Now even folks on restricted diets can indulge in a hearty helping of stew!—Marian Stalknecht, Lawrenceville, Georgia

This recipe is:

Diabetic Friendly



    Prep: 20 min.
    Cook: 40 min.
    Yield: 8 Servings


Ingredients

    1 pound beef top round steak, trimmed and cubed
    1 teaspoon canola oil
    1 can (14-1/2 ounces) no-salt-added diced tomatoes, undrained
    1 cup water
    1 teaspoon sugar
    1/2 teaspoon Worcestershire sauce
    1/2 teaspoon dried thyme
    1/4 teaspoon pepper
    1 bay leaf
    4 medium carrots, cut into 3-inch chunks
    4 medium potatoes, peeled and halved
    1 cup frozen peas


Directions

    In a Dutch oven, brown beef in oil. Add the next seven ingredients; cook over medium heat for 10 minutes.

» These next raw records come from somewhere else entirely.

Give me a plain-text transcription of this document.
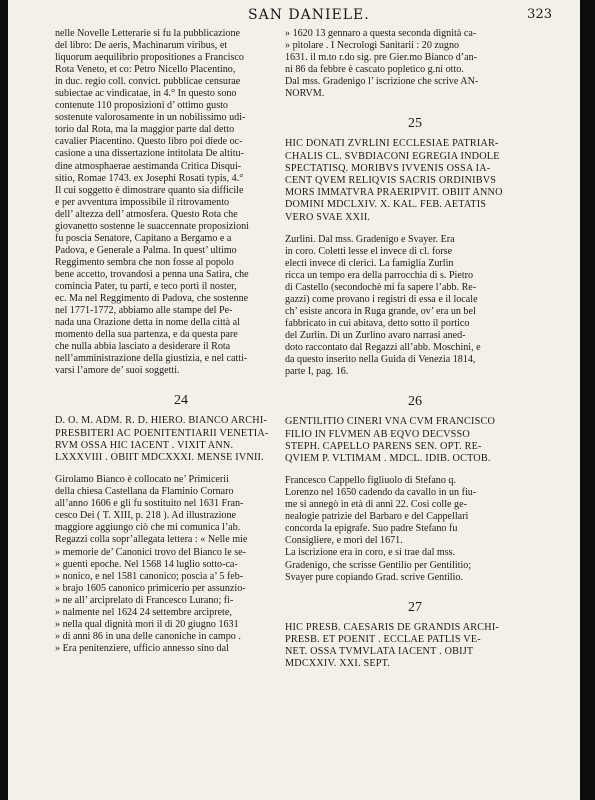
SAN DANIELE.	323

nelle Novelle Letterarie si fu la pubblicazione
del libro: De aeris, Machinarum viribus, et
liquorum aequilibrio propositiones a Francisco
Rota Veneto, et co: Petro Nicello Placentino,
in duc. regio coll. convict. pubblicae censurae
subiectae ac vindicatae, in 4.° In questo sono
contenute 110 proposizioni d’ ottimo gusto
sostenute valorosamente in un nobilissimo udi-
torio dal Rota, ma la maggior parte dal detto
cavalier Piacentino. Questo libro poi diede oc-
casione a una dissertazione intitolata De altitu-
dine atmosphaerae aestimanda Critica Disqui-
sitio, Romae 1743. ex Josephi Rosati typis, 4.°
Il cui soggetto è dimostrare quanto sia difficile
e per avventura impossibile il ritrovamento
dell’ altezza dell’ atmosfera. Questo Rota che
giovanetto sostenne le suaccennate proposizioni
fu poscia Senatore, Capitano a Bergamo e a
Padova, e Generale a Palma. In quest’ ultimo
Reggimento sembra che non fosse al popolo
bene accetto, trovandosi a penna una Satira, che
comincia Pater, tu parti, e teco porti il noster,
ec. Ma nel Reggimento di Padova, che sostenne
nel 1771-1772, abbiamo alle stampe del Pe-
nada una Orazione detta in nome della città al
momento della sua partenza, e da questa pare
che nulla abbia lasciato a desiderare il Rota
nell’amministrazione della giustizia, e nel catti-
varsi l’amore de’ suoi soggetti.

24

D. O. M. ADM. R. D. HIERO. BIANCO ARCHI-
PRESBITERI AC POENITENTIARII VENETIA-
RVM OSSA HIC IACENT . VIXIT ANN.
LXXXVIII . OBIIT MDCXXXI. MENSE IVNII.

Girolamo Bianco è collocato ne’ Primicerii
della chiesa Castellana da Flaminio Cornaro
all’anno 1606 e gli fu sostituito nel 1631 Fran-
cesco Dei ( T. XIII, p. 218 ). Ad illustrazione
maggiore aggiungo ciò che mi comunica l’ab.
Regazzi colla sopr’allegata lettera : « Nelle mie
» memorie de’ Canonici trovo del Bianco le se-
» guenti epoche. Nel 1568 14 luglio sotto-ca-
» nonico, e nel 1581 canonico; poscia a’ 5 feb-
» brajo 1605 canonico primicerio per assunzio-
» ne all’ arciprelato di Francesco Lurano; fi-
» nalmente nel 1624 24 settembre arciprete,
» nella qual dignità morì il dì 20 giugno 1631
» di anni 86 in una delle canoniche in campo .
» Era penitenziere, ufficio annesso sino dal

» 1620 13 gennaro a questa seconda dignità ca-
» pitolare . I Necrologi Sanitarii : 20 zugno
1631. il m.to r.do sig. pre Gier.mo Bianco d’an-
ni 86 da febbre è cascato popletico g.ni otto.
Dal mss. Gradenigo l’ iscrizione che scrive AN-
NORVM.

25

HIC DONATI ZVRLINI ECCLESIAE PATRIAR-
CHALIS CL. SVBDIACONI EGREGIA INDOLE
SPECTATISQ. MORIBVS IVVENIS OSSA IA-
CENT QVEM RELIQVIS SACRIS ORDINIBVS
MORS IMMATVRA PRAERIPVIT. OBIIT ANNO
DOMINI MDCLXIV. X. KAL. FEB. AETATIS
VERO SVAE XXII.

Zurlini. Dal mss. Gradenigo e Svayer. Era
in coro. Coletti lesse el invece di cl. forse
electi invece di clerici. La famiglia Zurlin
ricca un tempo era della parrocchia di s. Pietro
di Castello (secondochè mi fa sapere l’abb. Re-
gazzi) come provano i registri di essa e il locale
ch’ esiste ancora in Ruga grande, ov’ era un bel
fabbricato in cui abitava, detto sotto il portico
del Zurlin. Di un Zurlino avaro narrasi aned-
doto raccontato dal Regazzi all’abb. Moschini, e
da questo inserito nella Guida di Venezia 1814,
parte I, pag. 16.

26

GENTILITIO CINERI VNA CVM FRANCISCO
FILIO IN FLVMEN AB EQVO DECVSSO
STEPH. CAPELLO PARENS SEN. OPT. RE-
QVIEM P. VLTIMAM . MDCL. IDIB. OCTOB.

Francesco Cappello figliuolo di Stefano q.
Lorenzo nel 1650 cadendo da cavallo in un fiu-
me si annegò in età di anni 22. Così colle ge-
nealogie patrizie del Barbaro e del Cappellari
concorda la epigrafe. Suo padre Stefano fu
Consigliere, e morì del 1671.
La iscrizione era in coro, e si trae dal mss.
Gradenigo, che scrisse Gentilio per Gentilitio;
Svayer pure copiando Grad. scrive Gentilio.

27

HIC PRESB. CAESARIS DE GRANDIS ARCHI-
PRESB. ET POENIT . ECCLAE PATLIS VE-
NET. OSSA TVMVLATA IACENT . OBIJT
MDCXXIV. XXI. SEPT.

Add carrots and potatoes; cover and simmer until the vegetables are tender, about 30 minutes. Discard bay leaf. Stir in peas; heat through. Yield: 8 servings.

Nutritional Facts One 1-cup serving equals 159 calories, 5 g fat (0 saturated fat), 38 mg cholesterol, 70 mg sodium, 20 g carbohydrate, 0 fiber, 16 g protein. Diabetic Exchanges: 1-1/2 lean meat, 1 starch, 1 vegetable.